“Now I must be off,” he said awkwardly. “I have an appointment—important business. Good night, everybody.”

He turned away and hurried from the room. Rita flushed slightly and exchanged a glance with Sir Lucien. Mrs. Sin, who had been watching the three intently, did not fail to perceive this glance. Mollie Gretna characteristically said a silly thing.

“Oh!” she cried. “I wonder whatever is the matter with him! He looks as though he had gone mad!”

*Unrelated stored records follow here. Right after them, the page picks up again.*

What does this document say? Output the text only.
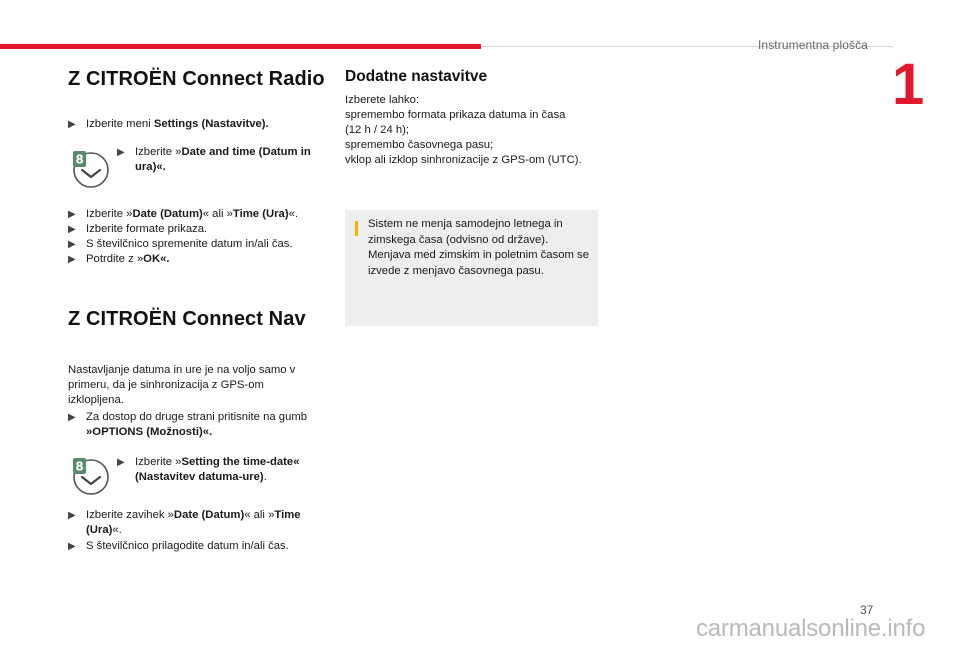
Instrumentna plošča
1
Z CITROËN Connect Radio
▶ Izberite meni Settings (Nastavitve).
8	▶ Izberite »Date and time (Datum in ura)«.
▶ Izberite »Date (Datum)« ali »Time (Ura)«.
▶ Izberite formate prikaza.
▶ S številčnico spremenite datum in/ali čas.
▶ Potrdite z »OK«.
Z CITROËN Connect Nav
Nastavljanje datuma in ure je na voljo samo v primeru, da je sinhronizacija z GPS-om izklopljena.
▶ Za dostop do druge strani pritisnite na gumb »OPTIONS (Možnosti)«.
8	▶ Izberite »Setting the time-date« (Nastavitev datuma-ure).
▶ Izberite zavihek »Date (Datum)« ali »Time (Ura)«.
▶ S številčnico prilagodite datum in/ali čas.
Dodatne nastavitve
Izberete lahko:
spremembo formata prikaza datuma in časa
(12 h / 24 h);
spremembo časovnega pasu;
vklop ali izklop sinhronizacije z GPS-om (UTC).
Sistem ne menja samodejno letnega in zimskega časa (odvisno od države). Menjava med zimskim in poletnim časom se izvede z menjavo časovnega pasu.
37
carmanualsonline.info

“It is perhaps his heart,” said Mrs. Sin harshly, and she raised her bold dark eyes to Sir Lucien’s face.

“Oh, please don’t talk about hearts,” cried Rita, willfully misunderstanding. “Monte has a weak heart, and it frightens me.”

“So?” murmured Mrs. Sin. “Poor fellow.”

I think a weak heart is most romantic,” declared Mollie Gretna.

But Gray’s behavior had cast a shadow upon the party which even Mollie’s empty light-hearted chatter was powerless to dispel, and when, shortly after midnight, Sir Lucien drove Rita home to Prince’s Gate, they were very silent throughout the journey. Just before the car reached the house:

“Where does Mrs. Sin live?” asked Rita, although it was not of Mrs. Sin that she had been thinking.

“In Limehouse, I believe,” replied Sir Lucien; “at The House. But I fancy she has rooms somewhere in town also.”